Seb : Je ne suis pas sûr de tout me souvenir moi-même… (rires) Après la sortie de notre deuxième EP, on a eu quelques belles dates pour le défendre. Puis certains des membres du groupe ont été pas mal occupés par la sortie d’un album de The Loire Valley Calypsos, dans lequel ils jouent également. On est alors retournés jouer à Austin, juste en trio, fin 2016. Au retour Sam, notre guitariste a rejoint lui-aussi The Loire Valley Calypsos. Xavier, notre clavier multi-instrumentiste, joue avec Markus and Shahzad, et moi-même j’ai été pris par divers projets plus rémunérateurs. Cherry Plum est donc peu à peu passé au second plan sans qu’on s’en rende bien compte. On avait pourtant déjà commencé à enregistrer une petite poignée de nouveaux titres.

On les retrouve sur « Allen Street » ?

Oui, bien sûr. Le single qu’on a déjà sorti, « Looking for troubles », est issu de ces vieilles sessions de 2016. Le reste des morceaux est davantage le résultat de démos qu’on a travaillé à deux ou trois, avec Sam et Xavier donc. Jusqu’à se dire qu’on tenait un album malgré le fait que l’activité du groupe était un peu au point mort. On a donc fait écouter le fruit de notre travail à Antoine (le batteur) et Pierre (le bassiste) qui ont eu envie de poser dessus. On a enregistré chez les Lo’Jo à l’été 2017. Le gros de l’album était fini à ce moment.
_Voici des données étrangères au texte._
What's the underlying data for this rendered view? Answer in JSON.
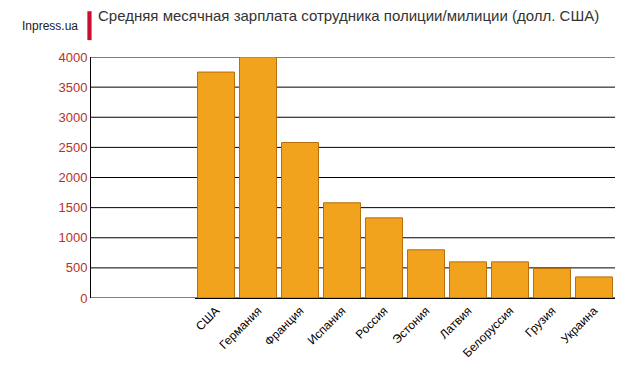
{
  "chart_data": {
    "type": "bar",
    "title": "Средняя месячная зарплата сотрудника полиции/милиции (долл. США)",
    "annotations": [
      {
        "text": "Inpress.ua"
      }
    ],
    "categories": [
      "США",
      "Германия",
      "Франция",
      "Испания",
      "Россия",
      "Эстония",
      "Латвия",
      "Белоруссия",
      "Грузия",
      "Украина"
    ],
    "values": [
      3750,
      4000,
      2580,
      1580,
      1330,
      800,
      600,
      600,
      490,
      350
    ],
    "color": "#f2a31e",
    "ylim": [
      0,
      4000
    ],
    "yticks": [
      0,
      500,
      1000,
      1500,
      2000,
      2500,
      3000,
      3500,
      4000
    ],
    "grid": true
  }
}
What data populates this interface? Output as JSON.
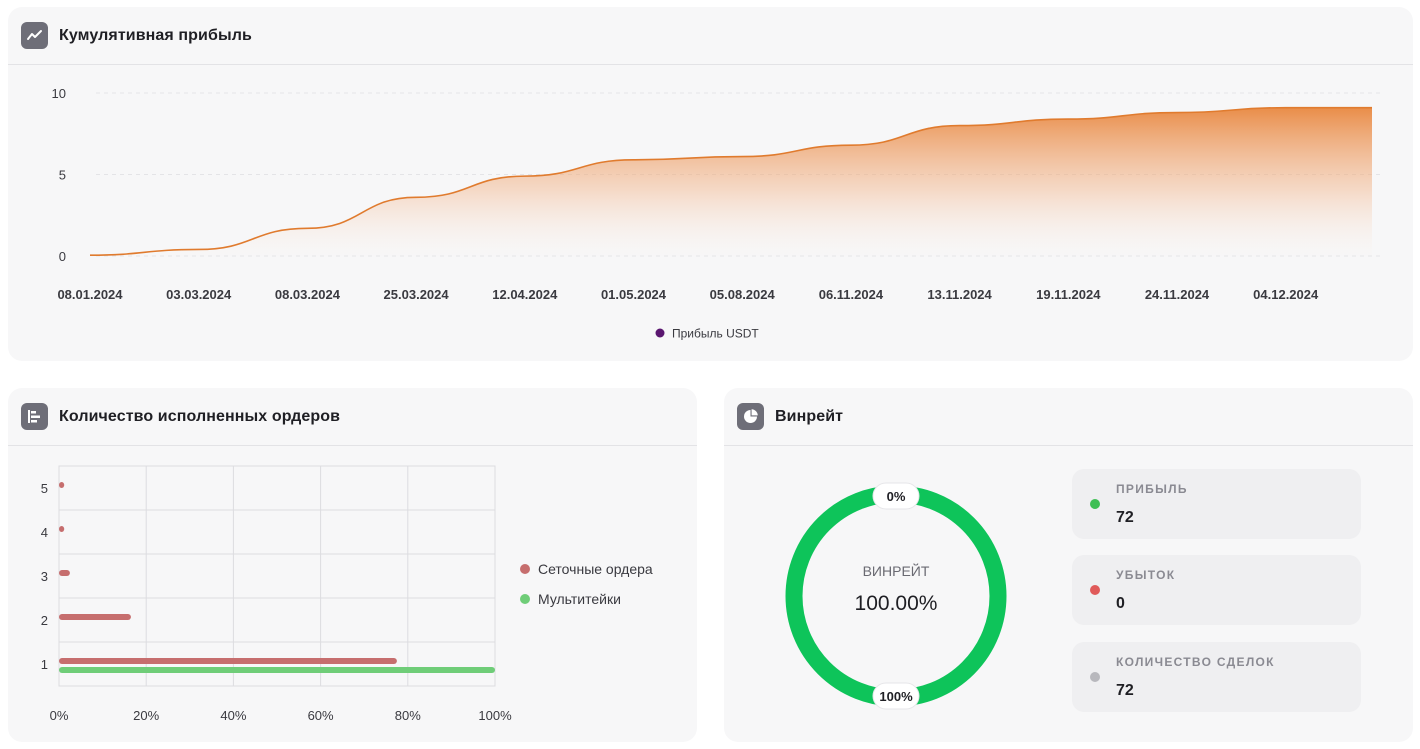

Et ce disque ne sort que maintenant ?

Une fois que le disque a été enregistré, il a fallu se poser la question de défendre son existence. Et le problème de la disponibilité de tout le monde restait entier. On a beaucoup tergiversé. En fait, ce qui était compliqué, c’est que dès le départ rien n’avait été véritablement défini. Le noyau du groupe, à la base, c’était censé être Sam et moi. Xavier, Pierre et Antoine devaient plutôt être des intervenants ponctuels. Mais très rapidement, comme ce sont de super musiciens et de belles personnes, ils se sont révélés indispensables à l’identité de Cherry Plum. Mais leur manque de disponibilité compliquait un peu les choses. Continuer sans eux ? Tout arrêter ? Le temps a passé sans qu’on prenne de réelle décision. Finalement, c’est Xavier et Sam qui m’ont beaucoup encouragé à jouer ces morceaux en solo. On était tous d’accord pour dire que les chansons étaient bien. C’était dommage de ne pas les faire entendre. Xavier m’a aidé à les réarranger pour un set en solo et je les ai jouées pendant un an ou deux comme ça, y compris sur un troisième séjour à Austin. J’y ai pris beaucoup de plaisir, à mon grand étonnement. Et puis récemment j’ai eu envie de clore ce chapitre en sortant ce disque. Je ne sais pas si ça veut dire mettre fin à Cherry Plum, mais en tout cas ça semblait important de sortir ce disque pour pouvoir démarrer une nouvelle page. Je me suis donc motivé pour qu’on termine les dernières touches qu’il restait à apporter à l’album, et on devait se faire une double soirée de release au Joker’s en avril au grand complet. Mais une épidémie mondiale est passée par là. On va se rattraper plus tard, j’espère. Pour l’instant, on jouera déjà en duo avec Sam au château du Plessis Macé le 4 juillet.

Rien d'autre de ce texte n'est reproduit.